In ProPlot, you can use the rc object to change both native matplotlib settings (found in rc_matplotlib) and added ProPlot settings (found in rc_proplot). Assigned settings are always validated, and special settings like meta.edgecolor, meta.linewidth, and font.smallsize can be used to update many settings all at once. Settings can be changed with pplt.rc.key = value, pplt.rc[key] = value, pplt.rc.update(key=value), using proplot.axes.Axes.format, or using proplot.config.Configurator.context. Settings that have changed during the python session can be saved to a file with proplot.config.Configurator.save (see changed), and settings can be loaded from files with proplot.config.Configurator.load. See the user guide for details.

Loading saved settings


Matplotlib rcParams can be changed persistently by placing matplotlibrc files in the same directory as your python script. But it can be difficult to design and store your own colormaps and color cycles for future use. It is also difficult to get matplotlib to use custom .ttf and .otf font files, which may be desirable when you are working on Linux servers with limited font selections.

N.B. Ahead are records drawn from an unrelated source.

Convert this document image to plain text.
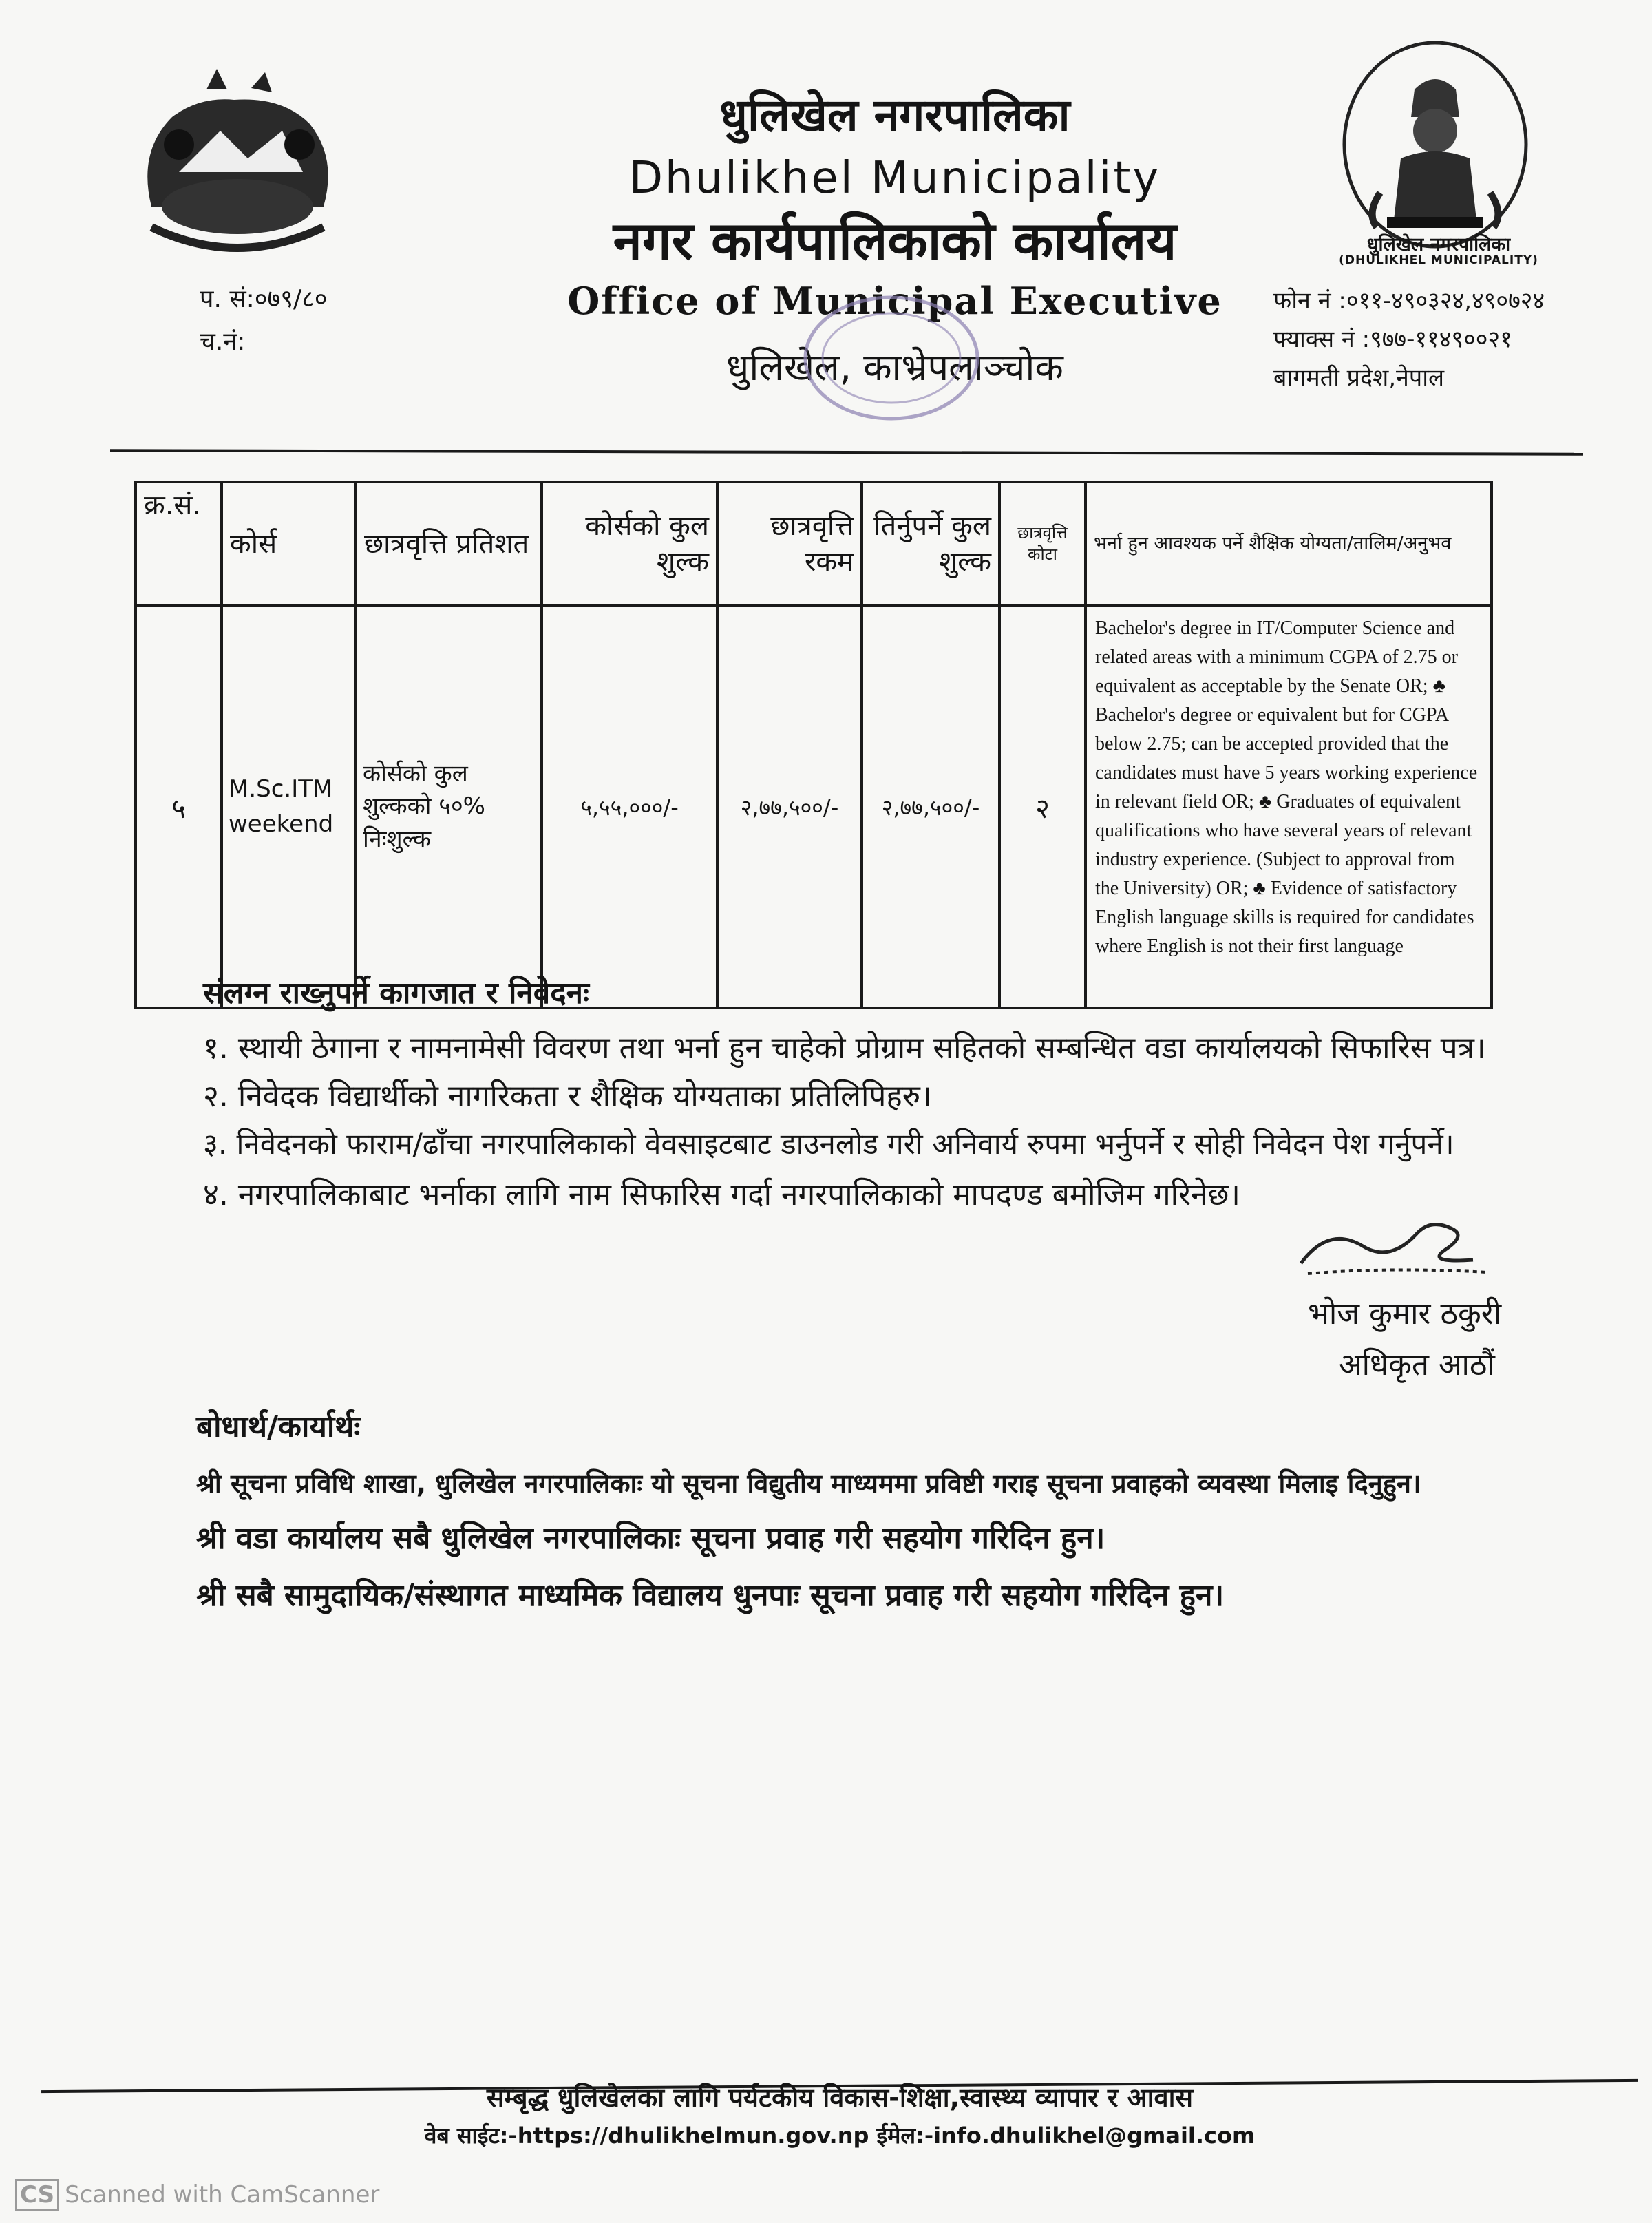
धुलिखेल नगरपालिका
(DHULIKHEL MUNICIPALITY)
धुलिखेल नगरपालिका
Dhulikhel Municipality
नगर कार्यपालिकाको कार्यालय
Office of Municipal Executive
धुलिखेल, काभ्रेपलाञ्चोक
प. सं:०७९/८०
च.नं:
फोन नं :०११-४९०३२४,४९०७२४
फ्याक्स नं :९७७-११४९००२१
बागमती प्रदेश,नेपाल
क्र.सं.	कोर्स	छात्रवृत्ति प्रतिशत	कोर्सको कुल शुल्क	छात्रवृत्ति रकम	तिर्नुपर्ने कुल शुल्क	छात्रवृत्ति कोटा	भर्ना हुन आवश्यक पर्ने शैक्षिक योग्यता/तालिम/अनुभव
५	M.Sc.ITM weekend	कोर्सको कुल शुल्कको ५०% निःशुल्क	५,५५,०००/-	२,७७,५००/-	२,७७,५००/-	२	Bachelor's degree in IT/Computer Science and related areas with a minimum CGPA of 2.75 or equivalent as acceptable by the Senate OR; ♣ Bachelor's degree or equivalent but for CGPA below 2.75; can be accepted provided that the candidates must have 5 years working experience in relevant field OR; ♣ Graduates of equivalent qualifications who have several years of relevant industry experience. (Subject to approval from the University) OR; ♣ Evidence of satisfactory English language skills is required for candidates where English is not their first language
संलग्न राख्नुपर्ने कागजात र निवेदनः
१. स्थायी ठेगाना र नामनामेसी विवरण तथा भर्ना हुन चाहेको प्रोग्राम सहितको सम्बन्धित वडा कार्यालयको सिफारिस पत्र।
२. निवेदक विद्यार्थीको नागरिकता र शैक्षिक योग्यताका प्रतिलिपिहरु।
३. निवेदनको फाराम/ढाँचा नगरपालिकाको वेवसाइटबाट डाउनलोड गरी अनिवार्य रुपमा भर्नुपर्ने र सोही निवेदन पेश गर्नुपर्ने।
४. नगरपालिकाबाट भर्नाका लागि नाम सिफारिस गर्दा नगरपालिकाको मापदण्ड बमोजिम गरिनेछ।
भोज कुमार ठकुरी
अधिकृत आठौं
बोधार्थ/कार्यार्थः
श्री सूचना प्रविधि शाखा, धुलिखेल नगरपालिकाः यो सूचना विद्युतीय माध्यममा प्रविष्टी गराइ सूचना प्रवाहको व्यवस्था मिलाइ दिनुहुन।
श्री वडा कार्यालय सबै धुलिखेल नगरपालिकाः सूचना प्रवाह गरी सहयोग गरिदिन हुन।
श्री सबै सामुदायिक/संस्थागत माध्यमिक विद्यालय धुनपाः सूचना प्रवाह गरी सहयोग गरिदिन हुन।
सम्बृद्ध धुलिखेलका लागि पर्यटकीय विकास-शिक्षा,स्वास्थ्य व्यापार र आवास
वेब साईट:-https://dhulikhelmun.gov.np ईमेल:-info.dhulikhel@gmail.com
CS Scanned with CamScanner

ProPlot settings can be changed persistently by editing the default proplotrc file in the location given by user_file (this is usually $HOME/.proplot/proplotrc) or by adding proplotrc files to either the current directory or any parent directory. Adding files to parent directories can be useful when working in projects with lots of subfolders. See the user guide for details.

ProPlot also automatically registers colormaps, color cycles, colors, and font files stored in the cmaps, cycles, colors, and fonts folders in the location given by user_folder (this is usually $HOME/.proplot). You can save colormaps and color cycles to these folders simply by passing save=True to Colormap and Cycle. To explicitly register objects stored in these folders, or to register arbitrary input arguments, you can use register_cmaps, register_cycles, register_colors, or register_fonts.